Palestine’s Oscar entry a look at global exile and “the Palestinisation of the world”
“I’m sorry, but your film’s just not… Palestinian enough,” said the French producer to the Palestinian film maker, proving post-colonial discourse alive and kicking.
As the credits rolled on the UK premiere of It Must Be Heaven – recently selected as Palestine’s 2020 Oscar entry for the category of International Feature Film – the film was met with rapturous applause by the London Film Festival audience.
The man whose lovable face we had followed on screen through his circular ambles through Palestine, Paris, New York and back to Palestine once more, took to the stage, with a head of greying hair, endearing smile and film-maker garms including thick lenses, black converse, scarf, long black coat and over-the-shoulder satchel.

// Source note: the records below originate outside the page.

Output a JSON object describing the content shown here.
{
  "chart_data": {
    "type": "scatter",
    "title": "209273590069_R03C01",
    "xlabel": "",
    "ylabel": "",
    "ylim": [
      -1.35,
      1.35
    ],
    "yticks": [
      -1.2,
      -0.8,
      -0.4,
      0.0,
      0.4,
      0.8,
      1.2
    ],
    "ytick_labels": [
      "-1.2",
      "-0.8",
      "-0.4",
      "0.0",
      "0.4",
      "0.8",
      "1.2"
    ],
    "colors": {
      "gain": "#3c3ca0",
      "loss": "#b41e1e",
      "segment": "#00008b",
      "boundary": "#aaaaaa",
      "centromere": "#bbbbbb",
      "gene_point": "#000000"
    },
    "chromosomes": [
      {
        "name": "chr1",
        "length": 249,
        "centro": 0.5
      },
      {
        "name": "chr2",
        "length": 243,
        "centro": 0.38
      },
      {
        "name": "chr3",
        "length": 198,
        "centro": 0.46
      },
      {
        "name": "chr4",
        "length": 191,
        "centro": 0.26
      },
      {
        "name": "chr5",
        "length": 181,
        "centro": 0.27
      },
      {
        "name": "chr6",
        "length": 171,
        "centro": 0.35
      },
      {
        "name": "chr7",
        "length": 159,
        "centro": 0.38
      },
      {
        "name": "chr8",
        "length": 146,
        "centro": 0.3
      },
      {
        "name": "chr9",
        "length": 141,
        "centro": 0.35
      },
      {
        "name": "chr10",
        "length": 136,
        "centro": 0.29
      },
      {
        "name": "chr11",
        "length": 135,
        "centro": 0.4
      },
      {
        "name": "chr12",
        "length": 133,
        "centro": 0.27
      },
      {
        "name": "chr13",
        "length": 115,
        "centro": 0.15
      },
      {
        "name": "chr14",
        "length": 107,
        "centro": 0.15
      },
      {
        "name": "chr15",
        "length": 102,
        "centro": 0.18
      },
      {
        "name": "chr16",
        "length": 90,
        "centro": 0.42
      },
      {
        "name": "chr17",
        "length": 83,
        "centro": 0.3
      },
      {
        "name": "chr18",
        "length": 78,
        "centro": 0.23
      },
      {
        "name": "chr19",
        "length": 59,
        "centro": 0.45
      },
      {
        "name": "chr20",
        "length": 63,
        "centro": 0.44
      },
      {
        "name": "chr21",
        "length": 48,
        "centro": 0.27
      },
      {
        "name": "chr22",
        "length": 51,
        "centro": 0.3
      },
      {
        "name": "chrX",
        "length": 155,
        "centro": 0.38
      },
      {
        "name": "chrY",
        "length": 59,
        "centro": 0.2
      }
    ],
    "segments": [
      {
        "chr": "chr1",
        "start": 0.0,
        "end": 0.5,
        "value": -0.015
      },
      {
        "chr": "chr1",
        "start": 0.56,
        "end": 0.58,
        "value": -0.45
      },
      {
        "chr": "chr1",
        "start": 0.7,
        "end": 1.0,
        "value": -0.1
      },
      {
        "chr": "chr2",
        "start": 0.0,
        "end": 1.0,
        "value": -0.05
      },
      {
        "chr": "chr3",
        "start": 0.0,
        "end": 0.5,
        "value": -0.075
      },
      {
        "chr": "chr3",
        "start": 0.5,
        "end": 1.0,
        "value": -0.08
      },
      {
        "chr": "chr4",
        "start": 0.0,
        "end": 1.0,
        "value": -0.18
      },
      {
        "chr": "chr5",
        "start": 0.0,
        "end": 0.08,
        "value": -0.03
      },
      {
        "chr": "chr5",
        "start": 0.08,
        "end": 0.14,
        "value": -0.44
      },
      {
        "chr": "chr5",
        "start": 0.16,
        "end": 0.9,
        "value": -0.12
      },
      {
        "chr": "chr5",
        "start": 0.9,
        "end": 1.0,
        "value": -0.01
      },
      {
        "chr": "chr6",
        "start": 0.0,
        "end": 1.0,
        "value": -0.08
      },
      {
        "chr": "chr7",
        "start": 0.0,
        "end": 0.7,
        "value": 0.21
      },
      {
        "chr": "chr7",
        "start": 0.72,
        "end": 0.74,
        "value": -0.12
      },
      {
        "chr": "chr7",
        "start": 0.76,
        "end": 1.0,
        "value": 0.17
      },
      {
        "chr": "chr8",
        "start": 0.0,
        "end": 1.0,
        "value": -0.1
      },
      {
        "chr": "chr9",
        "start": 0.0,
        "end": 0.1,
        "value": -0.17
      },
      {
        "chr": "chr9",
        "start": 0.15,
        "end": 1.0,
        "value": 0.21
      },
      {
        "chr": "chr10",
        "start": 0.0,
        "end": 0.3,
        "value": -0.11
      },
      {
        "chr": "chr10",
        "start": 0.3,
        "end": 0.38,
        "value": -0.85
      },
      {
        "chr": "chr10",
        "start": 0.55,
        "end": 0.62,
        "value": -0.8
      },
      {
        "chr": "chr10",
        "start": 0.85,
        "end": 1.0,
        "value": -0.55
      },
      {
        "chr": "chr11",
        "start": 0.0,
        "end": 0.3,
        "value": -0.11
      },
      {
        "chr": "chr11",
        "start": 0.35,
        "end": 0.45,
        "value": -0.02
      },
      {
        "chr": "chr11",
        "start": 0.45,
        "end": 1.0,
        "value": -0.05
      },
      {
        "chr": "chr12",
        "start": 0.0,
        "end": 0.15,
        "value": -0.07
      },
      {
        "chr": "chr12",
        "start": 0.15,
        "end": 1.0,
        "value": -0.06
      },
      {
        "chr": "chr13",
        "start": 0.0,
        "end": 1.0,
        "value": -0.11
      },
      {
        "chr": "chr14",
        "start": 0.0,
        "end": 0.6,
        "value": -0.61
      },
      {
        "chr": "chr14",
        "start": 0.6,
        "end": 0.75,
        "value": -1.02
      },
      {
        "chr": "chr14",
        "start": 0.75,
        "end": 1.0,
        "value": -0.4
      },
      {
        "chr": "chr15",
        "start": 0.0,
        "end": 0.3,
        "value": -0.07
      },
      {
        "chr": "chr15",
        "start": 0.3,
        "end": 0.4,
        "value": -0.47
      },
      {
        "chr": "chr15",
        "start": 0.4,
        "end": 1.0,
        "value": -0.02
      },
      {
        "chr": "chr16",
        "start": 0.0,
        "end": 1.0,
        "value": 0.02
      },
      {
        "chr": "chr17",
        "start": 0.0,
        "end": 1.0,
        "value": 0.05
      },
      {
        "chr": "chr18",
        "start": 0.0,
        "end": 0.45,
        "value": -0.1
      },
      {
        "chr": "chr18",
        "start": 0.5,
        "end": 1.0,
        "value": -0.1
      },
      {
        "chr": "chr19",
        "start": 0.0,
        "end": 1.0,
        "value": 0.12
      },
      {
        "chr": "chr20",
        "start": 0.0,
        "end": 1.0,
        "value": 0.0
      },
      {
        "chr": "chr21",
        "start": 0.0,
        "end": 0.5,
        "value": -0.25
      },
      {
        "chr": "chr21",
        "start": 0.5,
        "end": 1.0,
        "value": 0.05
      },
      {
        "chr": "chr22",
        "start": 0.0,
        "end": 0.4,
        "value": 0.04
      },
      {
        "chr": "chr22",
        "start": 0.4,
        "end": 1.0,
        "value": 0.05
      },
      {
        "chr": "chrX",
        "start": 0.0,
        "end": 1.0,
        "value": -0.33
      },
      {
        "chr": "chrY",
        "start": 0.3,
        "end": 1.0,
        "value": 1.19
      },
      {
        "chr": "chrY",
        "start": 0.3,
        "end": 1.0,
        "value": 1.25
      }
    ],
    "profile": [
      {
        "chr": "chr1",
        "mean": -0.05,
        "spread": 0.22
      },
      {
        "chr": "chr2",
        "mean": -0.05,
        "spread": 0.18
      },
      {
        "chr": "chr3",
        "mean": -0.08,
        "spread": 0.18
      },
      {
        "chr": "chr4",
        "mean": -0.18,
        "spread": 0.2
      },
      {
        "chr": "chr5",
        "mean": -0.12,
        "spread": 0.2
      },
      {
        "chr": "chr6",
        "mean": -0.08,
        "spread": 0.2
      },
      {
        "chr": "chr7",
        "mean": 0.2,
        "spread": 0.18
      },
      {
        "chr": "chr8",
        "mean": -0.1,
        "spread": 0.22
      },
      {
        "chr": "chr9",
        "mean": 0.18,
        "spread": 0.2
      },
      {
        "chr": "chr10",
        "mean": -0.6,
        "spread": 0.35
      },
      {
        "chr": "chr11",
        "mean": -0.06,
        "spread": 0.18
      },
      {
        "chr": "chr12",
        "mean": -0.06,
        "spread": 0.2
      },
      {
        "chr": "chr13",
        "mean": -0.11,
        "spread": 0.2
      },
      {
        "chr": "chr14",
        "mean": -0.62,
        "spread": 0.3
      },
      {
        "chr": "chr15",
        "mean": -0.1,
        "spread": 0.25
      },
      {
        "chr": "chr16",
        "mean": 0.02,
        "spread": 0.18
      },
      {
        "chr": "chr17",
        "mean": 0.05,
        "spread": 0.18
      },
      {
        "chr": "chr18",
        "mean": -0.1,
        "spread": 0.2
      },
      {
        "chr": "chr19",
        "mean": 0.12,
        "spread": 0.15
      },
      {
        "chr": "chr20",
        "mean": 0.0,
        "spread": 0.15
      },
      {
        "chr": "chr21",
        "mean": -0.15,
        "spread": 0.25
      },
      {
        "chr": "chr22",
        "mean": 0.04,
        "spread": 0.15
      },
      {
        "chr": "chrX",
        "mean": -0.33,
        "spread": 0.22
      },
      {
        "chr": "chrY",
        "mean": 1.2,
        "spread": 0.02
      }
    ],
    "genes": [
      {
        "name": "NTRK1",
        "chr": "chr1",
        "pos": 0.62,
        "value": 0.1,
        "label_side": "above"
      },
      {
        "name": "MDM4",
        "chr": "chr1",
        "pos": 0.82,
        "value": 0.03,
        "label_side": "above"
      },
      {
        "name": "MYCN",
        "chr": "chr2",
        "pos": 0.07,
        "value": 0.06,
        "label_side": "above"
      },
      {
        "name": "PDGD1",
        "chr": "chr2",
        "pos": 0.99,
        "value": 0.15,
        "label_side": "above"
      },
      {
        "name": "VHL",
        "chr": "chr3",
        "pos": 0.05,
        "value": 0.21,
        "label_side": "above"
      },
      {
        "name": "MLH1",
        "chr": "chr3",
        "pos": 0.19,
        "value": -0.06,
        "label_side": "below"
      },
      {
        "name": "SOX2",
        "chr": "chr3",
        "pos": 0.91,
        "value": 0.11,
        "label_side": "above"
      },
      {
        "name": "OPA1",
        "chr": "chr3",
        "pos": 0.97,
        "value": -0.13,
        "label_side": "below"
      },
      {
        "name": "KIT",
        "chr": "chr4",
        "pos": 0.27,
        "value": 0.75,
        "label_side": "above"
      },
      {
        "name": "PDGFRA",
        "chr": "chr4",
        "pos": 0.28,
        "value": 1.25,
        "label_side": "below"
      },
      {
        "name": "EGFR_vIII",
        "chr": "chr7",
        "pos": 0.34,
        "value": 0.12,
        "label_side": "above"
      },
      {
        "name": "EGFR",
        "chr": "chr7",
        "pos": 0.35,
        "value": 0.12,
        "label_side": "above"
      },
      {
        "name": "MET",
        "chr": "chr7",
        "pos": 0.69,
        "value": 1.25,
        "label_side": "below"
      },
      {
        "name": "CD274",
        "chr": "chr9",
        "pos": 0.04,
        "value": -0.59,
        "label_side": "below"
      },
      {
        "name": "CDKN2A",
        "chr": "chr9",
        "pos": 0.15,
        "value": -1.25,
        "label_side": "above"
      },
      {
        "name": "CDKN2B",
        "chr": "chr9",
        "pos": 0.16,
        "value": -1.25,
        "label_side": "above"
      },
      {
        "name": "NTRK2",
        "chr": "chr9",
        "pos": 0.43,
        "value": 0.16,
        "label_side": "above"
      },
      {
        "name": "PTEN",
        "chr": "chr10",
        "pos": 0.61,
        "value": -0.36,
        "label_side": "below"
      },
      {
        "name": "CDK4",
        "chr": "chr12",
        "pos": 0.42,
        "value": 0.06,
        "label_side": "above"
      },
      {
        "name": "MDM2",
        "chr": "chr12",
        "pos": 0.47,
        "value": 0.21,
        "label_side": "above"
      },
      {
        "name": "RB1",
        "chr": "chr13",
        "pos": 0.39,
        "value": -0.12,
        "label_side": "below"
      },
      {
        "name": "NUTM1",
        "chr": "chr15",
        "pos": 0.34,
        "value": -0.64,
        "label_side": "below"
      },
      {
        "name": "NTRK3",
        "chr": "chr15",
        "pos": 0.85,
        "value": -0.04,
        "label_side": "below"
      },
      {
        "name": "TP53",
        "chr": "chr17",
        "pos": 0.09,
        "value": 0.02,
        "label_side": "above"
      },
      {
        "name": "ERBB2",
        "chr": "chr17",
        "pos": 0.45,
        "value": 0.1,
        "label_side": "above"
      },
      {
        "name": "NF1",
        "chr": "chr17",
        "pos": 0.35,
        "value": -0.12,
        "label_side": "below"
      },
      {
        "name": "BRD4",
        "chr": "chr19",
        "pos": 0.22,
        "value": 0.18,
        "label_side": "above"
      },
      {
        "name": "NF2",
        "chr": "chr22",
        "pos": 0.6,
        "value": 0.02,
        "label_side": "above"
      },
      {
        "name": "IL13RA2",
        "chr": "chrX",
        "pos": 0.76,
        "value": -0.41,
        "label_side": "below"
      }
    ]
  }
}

This is Elia Suleiman’s fourth feature film and, he tells us straight away, his favourite to make. Not because it’s objectively the best, but because he felt happy making it. “I felt free… cheerful and laughing all the time.”
It Must Be Heaven is less of a narrative story, more a set of stitched together absurd and comedic scenes, stunningly shot and sparse of script. In fact, Suleiman’s character speaks a total of two lines in the film and not till about two thirds in, when he answers a New York taxi driver about where he’s from. Perhaps emphasising how his Palestinianness is at the forefront of his identity, and worth speaking for. He even scores himself a free ride for being from Nazareth, “like Jesus!”.

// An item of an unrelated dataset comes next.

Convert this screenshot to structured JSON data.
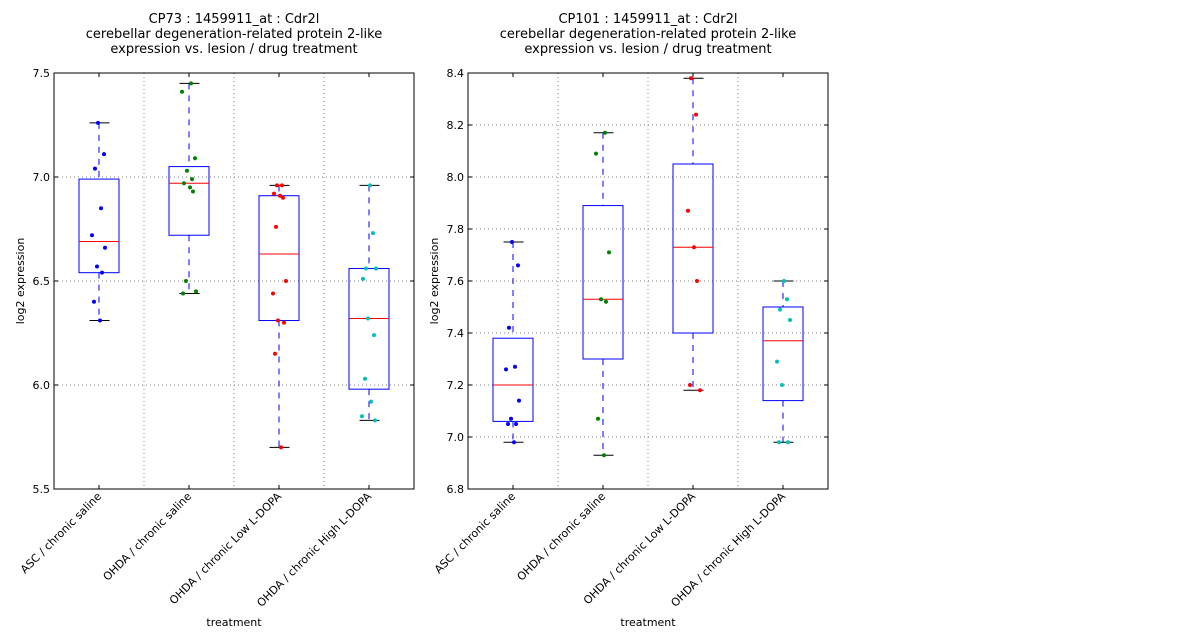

With Suleiman’s first three films having been set in Palestine, exploring the notion of “exile in my own land”, this film is set on what Suleiman calls a global canvas, across Palestine, France and America. “This is my global exile.”

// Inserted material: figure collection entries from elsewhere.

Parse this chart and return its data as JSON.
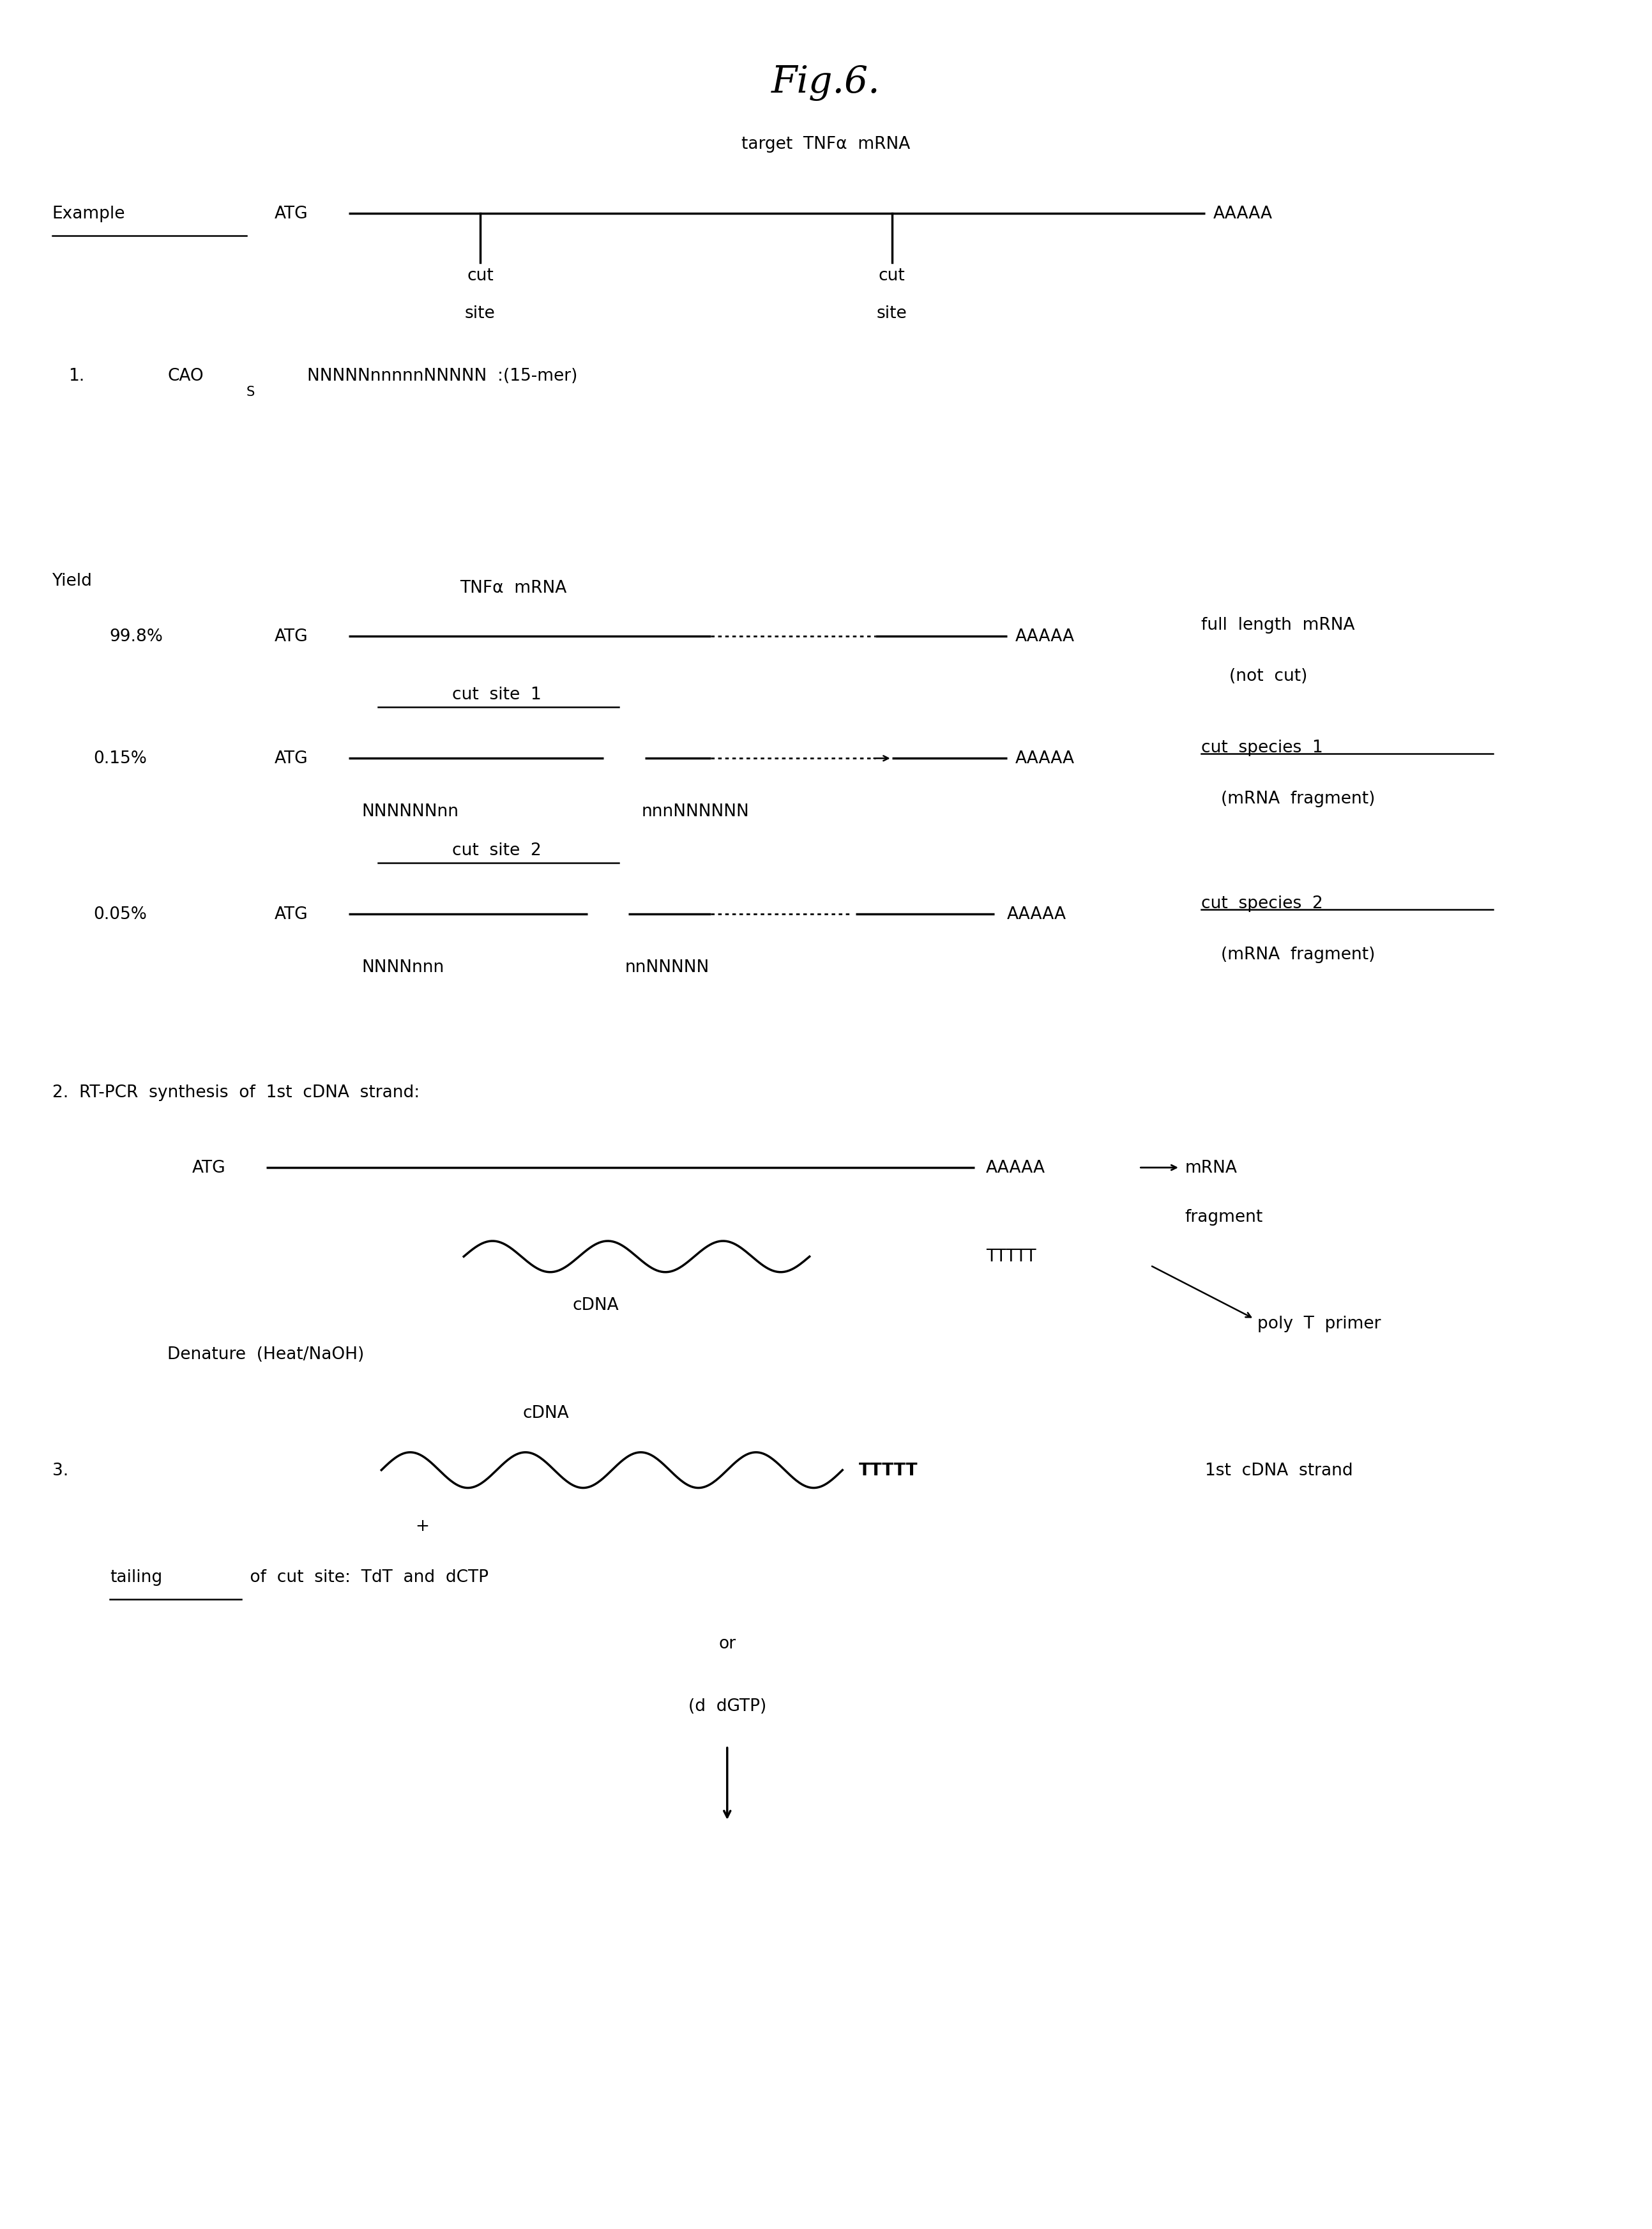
{
  "title": "Fig.6.",
  "bg_color": "#ffffff",
  "fig_width": 25.87,
  "fig_height": 34.91,
  "sections": {
    "example_label": "Example",
    "example_ATG": "ATG",
    "example_AAAAA": "AAAAA",
    "target_label": "target  TNFα  mRNA",
    "cut_word1": "cut",
    "cut_word2": "site",
    "section1_number": "1.",
    "section1_CAO": "CAO",
    "section1_sub": "S",
    "section1_seq": "NNNNNnnnnnNNNNN  :(15-mer)",
    "yield_label": "Yield",
    "row1_pct": "99.8%",
    "row1_ATG": "ATG",
    "row1_label": "TNFα  mRNA",
    "row1_AAAAA": "AAAAA",
    "row1_desc1": "full  length  mRNA",
    "row1_desc2": "(not  cut)",
    "row2_pct": "0.15%",
    "row2_ATG": "ATG",
    "row2_cutlabel": "cut  site  1",
    "row2_AAAAA": "AAAAA",
    "row2_desc1": "cut  species  1",
    "row2_desc2": "(mRNA  fragment)",
    "row2_seq1": "NNNNNNnn",
    "row2_seq2": "nnnNNNNNN",
    "row3_pct": "0.05%",
    "row3_ATG": "ATG",
    "row3_cutlabel": "cut  site  2",
    "row3_AAAAA": "AAAAA",
    "row3_desc1": "cut  species  2",
    "row3_desc2": "(mRNA  fragment)",
    "row3_seq1": "NNNNnnn",
    "row3_seq2": "nnNNNNN",
    "section2_header": "2.  RT-PCR  synthesis  of  1st  cDNA  strand:",
    "section2_ATG": "ATG",
    "section2_AAAAA": "AAAAA",
    "section2_mRNA": "←mRNA",
    "section2_fragment": "fragment",
    "section2_TTTTT": "TTTTT",
    "section2_cDNA": "cDNA",
    "section2_polyT": "poly  T  primer",
    "section2_denature": "Denature  (Heat/NaOH)",
    "section3_label": "3.",
    "section3_cDNA": "cDNA",
    "section3_TTTTT": "TTTTT",
    "section3_strand": "1st  cDNA  strand",
    "section3_plus": "+",
    "section3_tailing": "tailing",
    "section3_rest": " of  cut  site:  TdT  and  dCTP",
    "section3_or": "or",
    "section3_ddGTP": "(d  dGTP)"
  }
}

Consistently an outsider in the film, whether in Palestine or outside it, he guides us through an observation of the world, struggling to understand its logic and exposing all its inconsistencies and hypocrisies.
In an almost abandoned Paris, with glorious shots of the city which Suleiman seems to have all to himself to roam, tanks glide inexplicably through the streets and cops ride about looking ridiculous, fighting crime on Segways. In New York, Elia satirises American gun violence, in a scene that grows more and more surreal as he suddenly realises that everybody around him is nonchalantly carrying a weapon, with machine guns slung casually over school children’s shoulders, and weapons continually growing larger and more destructive in size.
Suleiman is making a point about a growing global violence. “The character escapes from one place to find himself in the same place wherever he goes, which is kind of the way I feel these days.”
“There is a sense for me that this is the Palestinian-isation of the world.”
There is no way to escape your homeland.
And by the end of the film, despite everything, Suleiman finds himself heading back to his home in Palestine, back to battling with the same annoying neighbour who steals the fruit from his lemon tree.
Suleiman recalls his younger self having sought after a sort of global citizenship, a feeling that he could belong anywhere and “become at home wherever I go.” Now in his more senior years, he reflects that he failed at this task. Yet with a spout of optimism, he says he sees it more in today’s younger generation of Palestinians, who seem to have come closer to this goal.
“Their Palestinianism is stemming out of belonging to the world. Their activism is in total identification of all causes. That’s what’s making them more worldly, more activist and more citizens of the world in their own homeland.”
At one point in the film, the filmmaker protagonist visits a swanky production studio, only to have his script rejected for not being ‘Palestinian’ enough. Asked whether this is something Suleiman has experienced himself trying to get his films made, he confirms it used to happen all the time, and even with this film the unusual narrative structure and humorous nature was a sticking point. “To the producers, at this point in history, there is no way that Palestinians laugh. They get tortured, they get arrested, so they are victims, therefore we as other ex-colonials are coming to save them.”
“They don’t want you to say what you want to say, they want to say what they want to say about you.”
“A Palestinian has to stay in his own cage and should not talk about Paris or New York,” he felt was their verdict. Despite of course so many thousands of Palestinians experiencing their Palestinianness as part of a global diaspora.
The film seems to have paid off with this largely Palestinian audience at least, with much recognition on screen with aspects of their own experience. There were hearty self-aware laughs when, at a Palestinian panel event in New York, the chair had to ban the audience from clapping too much for each speaker, as they’d run out of time to hear what anybody had to say. He limits them instead to an absurd sounding single one clap per person.
It Must Be Heaven may fall flat for many of its viewers. Either for the subtle, Chaplin style humour not landing for them, or because it is in some ways one big in-joke for Palestinians and their experience of the world.
But it is also a take on one older man’s isolation and loneliness; the warmest connection Suleiman makes in the film is with a sparrow, who flies into his apartment in Paris and repeatedly perches upon the laptop, interrupting his writing.
At the end of the film, sat in a bar, somebody remarks, “you Palestinians are strange. Everyone else drinks to forget, but you guys drink to remember.”